Animation : How Do You Break Up Revisions for Full Animation Projects? by Cyrus Sales

Cyrus Sales

How Do You Break Up Revisions for Full Animation Projects?

Hey animation fam,

I’m curious how others are breaking up revisions across the entire animation pipeline—from storyboard all the way to final color. When you're managing client feedback or internal review, how do you structure it?
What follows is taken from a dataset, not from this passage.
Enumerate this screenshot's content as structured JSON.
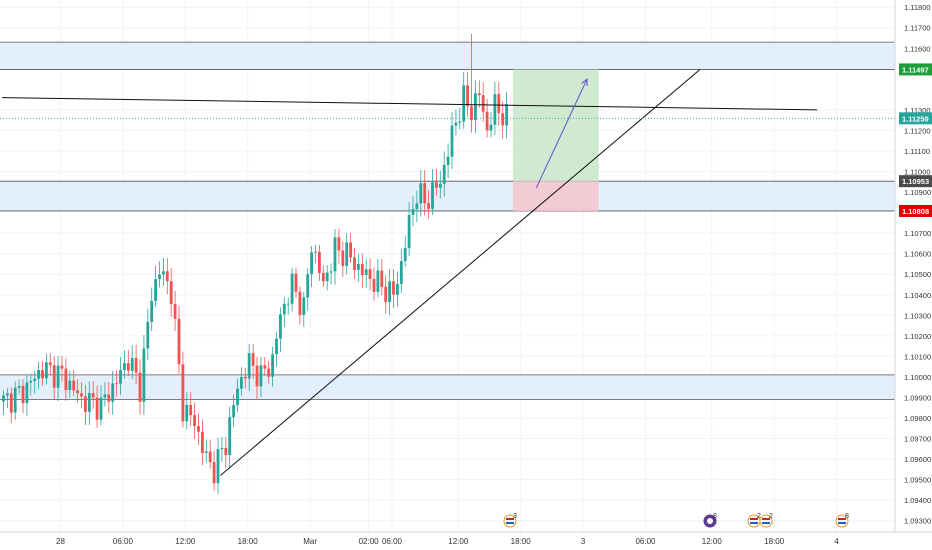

Do you set revision limits per phase (e.g., 2 rounds on storyboard, 1 on animatic, etc.)? Or do you give more flexibility early on and tighten it up in later stages like cleanup and compositing?

Would love to hear:

How many rounds you typically allow per stage

How you communicate that to clients or teams

Tips for keeping revisions efficient without compromising quality

Appreciate any insight you’ve got!

Bob Harper

It all depends on the project. For client work, we incorporate revisions into the schedule. Here are two forms of retakes, creative and technical. Creative retakes are changes that the client requests, which fall outside the agreed-upon parameters (e.g., changing a character's gender, altering the background, etc.). I allow one creative retake before charging for the next one. Technical retakes refer to changes within the parameters of the discussion, such as acting notes or timing adjustments. And errors created by our studio. Usually, clients get two rounds of technical, unless it is our mistake, then we keep going until we correct it.

For personal projects, I will do retakes at each stage of production based upon peer feedback, before moving on to the next phase.

Cyrus Sales

Bob Harper Thank you so much for this insight. We've messed around with the revisions and when to do it, how to break it up, etc. Always nice to get others insight on how they approach the revisions process.